Ms Holland concurs: “It’s been very challenging but very rewarding. I never thought I would own and run a successful business and employ the number of staff I do. I feel quite humbled that I’ve managed to achieve it.”
Ms Sheehan says her business is “going from strength to strength” and she intends to take on paralegal and administrative staff shortly.
Ms Joshi highlights the freedom to steer her business in the direction she wanted as a key reward: “You have much more control and you can guide the progress of the firm.”
Ms Barlow, who after more than 40 years working in the law – starting off as an office junior in 1975, at the time believing chartered status was “a mere pipe dream” – has moved from running her own wills and probate business to become a law tutor.

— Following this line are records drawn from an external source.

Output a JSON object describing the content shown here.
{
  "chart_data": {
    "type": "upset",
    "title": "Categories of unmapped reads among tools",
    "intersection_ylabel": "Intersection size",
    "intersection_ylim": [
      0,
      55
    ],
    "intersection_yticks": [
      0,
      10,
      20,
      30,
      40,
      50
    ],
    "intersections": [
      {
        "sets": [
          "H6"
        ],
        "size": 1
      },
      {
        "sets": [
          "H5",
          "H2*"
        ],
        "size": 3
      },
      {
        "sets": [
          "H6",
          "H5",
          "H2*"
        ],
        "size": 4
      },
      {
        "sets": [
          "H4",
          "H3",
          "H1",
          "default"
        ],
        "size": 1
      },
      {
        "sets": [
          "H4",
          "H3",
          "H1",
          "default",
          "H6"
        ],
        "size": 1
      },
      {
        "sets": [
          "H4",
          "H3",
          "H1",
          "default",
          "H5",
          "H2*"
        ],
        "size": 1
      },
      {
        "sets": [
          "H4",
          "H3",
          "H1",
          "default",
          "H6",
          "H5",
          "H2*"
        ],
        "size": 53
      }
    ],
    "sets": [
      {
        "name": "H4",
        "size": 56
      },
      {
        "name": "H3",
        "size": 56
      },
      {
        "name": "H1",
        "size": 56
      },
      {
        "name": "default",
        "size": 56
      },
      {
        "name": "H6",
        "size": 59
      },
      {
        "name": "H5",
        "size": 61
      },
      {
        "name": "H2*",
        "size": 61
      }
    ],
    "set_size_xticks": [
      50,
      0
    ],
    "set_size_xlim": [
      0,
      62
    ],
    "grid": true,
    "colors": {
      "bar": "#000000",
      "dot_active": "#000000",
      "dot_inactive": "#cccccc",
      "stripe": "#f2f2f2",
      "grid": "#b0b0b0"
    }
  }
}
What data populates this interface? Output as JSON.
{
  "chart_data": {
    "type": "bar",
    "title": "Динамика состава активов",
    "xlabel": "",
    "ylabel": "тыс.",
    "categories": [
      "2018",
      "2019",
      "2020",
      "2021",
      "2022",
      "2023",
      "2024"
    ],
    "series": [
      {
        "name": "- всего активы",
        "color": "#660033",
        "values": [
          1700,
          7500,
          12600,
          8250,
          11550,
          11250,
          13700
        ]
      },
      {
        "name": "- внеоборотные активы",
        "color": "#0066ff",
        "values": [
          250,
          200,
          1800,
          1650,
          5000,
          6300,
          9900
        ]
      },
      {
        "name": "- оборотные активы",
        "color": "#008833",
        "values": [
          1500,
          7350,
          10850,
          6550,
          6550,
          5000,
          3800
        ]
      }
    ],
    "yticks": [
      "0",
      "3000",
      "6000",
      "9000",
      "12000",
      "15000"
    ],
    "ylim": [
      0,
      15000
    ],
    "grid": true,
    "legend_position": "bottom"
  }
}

Looking back, she says: “For me there was the sense of satisfaction of doing a job well, in the way that I knew clients would appreciate. It was all based on service to the client.”

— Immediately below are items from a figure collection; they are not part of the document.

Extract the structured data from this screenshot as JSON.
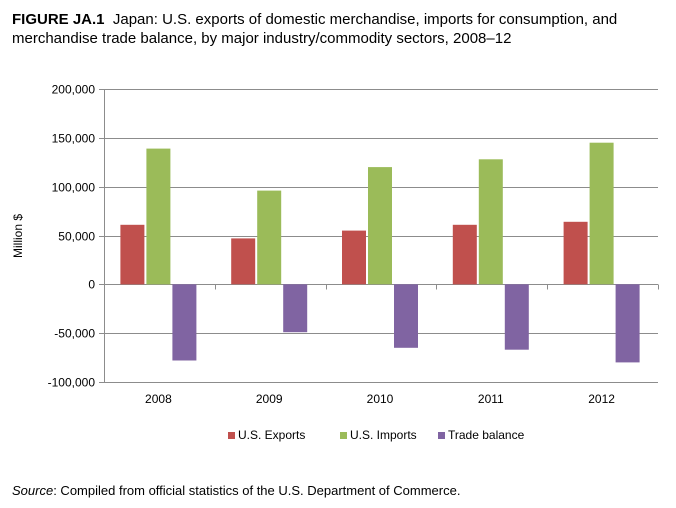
{
  "figure": {
    "label": "FIGURE JA.1",
    "caption": "Japan: U.S. exports of domestic merchandise, imports for consumption, and merchandise trade balance, by major industry/commodity sectors, 2008–12"
  },
  "source": {
    "label": "Source",
    "text": ": Compiled from official statistics of the U.S. Department of Commerce."
  },
  "colors": {
    "exports": "#c0504d",
    "imports": "#9bbb59",
    "balance": "#8064a2",
    "grid": "#8c8c8c"
  },
  "chart_data": {
    "type": "bar",
    "categories": [
      "2008",
      "2009",
      "2010",
      "2011",
      "2012"
    ],
    "series": [
      {
        "name": "U.S. Exports",
        "values": [
          61000,
          47000,
          55000,
          61000,
          64000
        ]
      },
      {
        "name": "U.S. Imports",
        "values": [
          139000,
          96000,
          120000,
          128000,
          145000
        ]
      },
      {
        "name": "Trade balance",
        "values": [
          -78000,
          -49000,
          -65000,
          -67000,
          -80000
        ]
      }
    ],
    "ylabel": "Million $",
    "ylim": [
      -100000,
      200000
    ],
    "yticks": [
      200000,
      150000,
      100000,
      50000,
      0,
      -50000,
      -100000
    ],
    "ytick_labels": [
      "200,000",
      "150,000",
      "100,000",
      "50,000",
      "0",
      "-50,000",
      "-100,000"
    ],
    "grid": true,
    "legend_position": "bottom"
  }
}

She particularly enjoyed the flexibility: “If I wanted to leave for a couple of hours in the middle of the day, I didn’t have to ask anybody as long as I was satisfied everything was covered.”
Ms White agrees: “I can work when I want to. I put in 18 hours a day, then maybe I can have two or three days off.”
Ms Barlow underlines how winning rights of audience was a vital part of showing the world she was equal to the lawyers she worked with every day. In the days before them, she recalls it was so obvious that she was qualified in court that one of the senior judges in Leicester gave her a certificate to say she had the right to appear before the local magistrates.
She said: “I felt like a poor relative years ago when I was training and also when I didn’t have rights of audience in front of a magistrate. It used to really upset me.”
Speaking to CILEX Lawyers who have branched out, there is no doubt that the achieving entity regulation is arduous and time-consuming. There are no shortcuts when it comes to satisfying the regulator.
This is even before taking on board the responsibilities that come with being an employer as well as an approved manager and legal practice owner in a heavily regulated sector.
The path of least resistance is to remain an employee. Many CILEX Lawyers will find satisfaction in doing so, but some will always wonder what it would be like to start up their own independent firm and long to be their own boss.
It has never been easier to do so and there are plenty of successful examples to draw on. The doors are now open. What’s stopping you from walking through?